Results: In this article, we propose a novel penalization method, called truncating lasso, for estimation of causal relationships from time-course gene expression data. The proposed penalty can correctly determine the order of the underlying time series, and improves the performance of the lasso-type estimators. Moreover, the resulting estimate provides information on the time lag between activation of transcription factors and their effects on regulated genes. We provide an efficient algorithm for estimation of model parameters, and show that the proposed method can consistently discover causal relationships in the large p, small n setting. The performance of the proposed model is evaluated favorably in simulated, as well as real, data examples.

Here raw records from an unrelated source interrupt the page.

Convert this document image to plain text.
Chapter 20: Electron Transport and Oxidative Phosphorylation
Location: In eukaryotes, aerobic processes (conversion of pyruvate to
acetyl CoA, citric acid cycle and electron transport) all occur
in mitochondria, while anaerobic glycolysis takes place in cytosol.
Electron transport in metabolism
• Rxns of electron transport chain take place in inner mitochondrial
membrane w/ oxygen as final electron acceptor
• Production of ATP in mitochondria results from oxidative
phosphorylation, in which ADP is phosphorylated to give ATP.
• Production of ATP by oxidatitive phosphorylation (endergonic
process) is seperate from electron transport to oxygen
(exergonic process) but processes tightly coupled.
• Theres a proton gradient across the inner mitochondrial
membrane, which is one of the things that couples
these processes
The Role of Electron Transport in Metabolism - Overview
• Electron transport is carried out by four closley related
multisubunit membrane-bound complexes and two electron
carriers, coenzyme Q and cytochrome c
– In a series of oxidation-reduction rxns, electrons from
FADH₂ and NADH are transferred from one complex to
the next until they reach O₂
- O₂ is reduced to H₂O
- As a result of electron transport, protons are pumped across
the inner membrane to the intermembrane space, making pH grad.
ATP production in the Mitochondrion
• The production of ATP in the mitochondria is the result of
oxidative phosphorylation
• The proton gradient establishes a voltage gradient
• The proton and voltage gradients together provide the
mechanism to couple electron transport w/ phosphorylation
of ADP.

- ABSTRACT: Motivation: Components of biological systems interact with each other in order to carry out vital cell functions. Such information can be used to improve estimation and inference, and to obtain better insights into the underlying cellular mechanisms. Discovering regulatory interactions among genes is therefore an important problem in systems biology. Whole-genome expression data over time provides an opportunity to determine how the expression levels of genes are affected by changes in transcription levels of other genes, and can therefore be used to discover regulatory interactions among genes.
2009
- (Lozano et al., 2009) ⇒ Aurelie C. Lozano, Naoki Abe, Yan Liu, and Saharon Rosset. (2009). “Grouped Graphical Granger Modeling Methods for Temporal Causal Modeling.” In: Proceedings of the 15th ACM SIGKDD International Conference on Knowledge Discovery and Data Mining (KDD-2009). doi:10.1145/1557019.1557085
- ABSTRACT : We develop and evaluate an approach to causal modeling based on time series data, collectively referred to as “grouped graphical Granger modeling methods." Graphical Granger modeling uses graphical modeling techniques on time series data and invokes the notion of “Granger causality” to make assertions on causality among a potentially large number of time series variables through inference on time-lagged effects. The present paper proposes a novel enhancement to the graphical Granger methodology by developing and applying families of regression methods that are sensitive to group information among variables, to leverage the group structure present in the lagged temporal variables according to the time series they belong to. Additionally, we propose a new family of algorithms we call group boosting, as an improved component of grouped graphical Granger modeling over the existing regression methods with grouped variable selection in the literature (e.g group Lasso). The introduction of group boosting methods is primarily motivated by the need to deal with non-linearity in the data. We perform empirical evaluation to confirm the advantage of the grouped graphical Granger methods over the standard (non-grouped) methods, as well as that specific to the methods based on group boosting. This advantage is also demonstrated for the real world application of gene regulatory network discovery from time-course microarray data.
2007
- (Arnold et al., 2007) ⇒ Andrew Arnold, Yan Liu, and Naoki Abe (2007). “Temporal Causal Modeling with Graphical Granger Methods.” In: Proceedings of the 13th ACM SIGKDD International Conference on Knowledge Discovery and Data Mining (KDD-2007).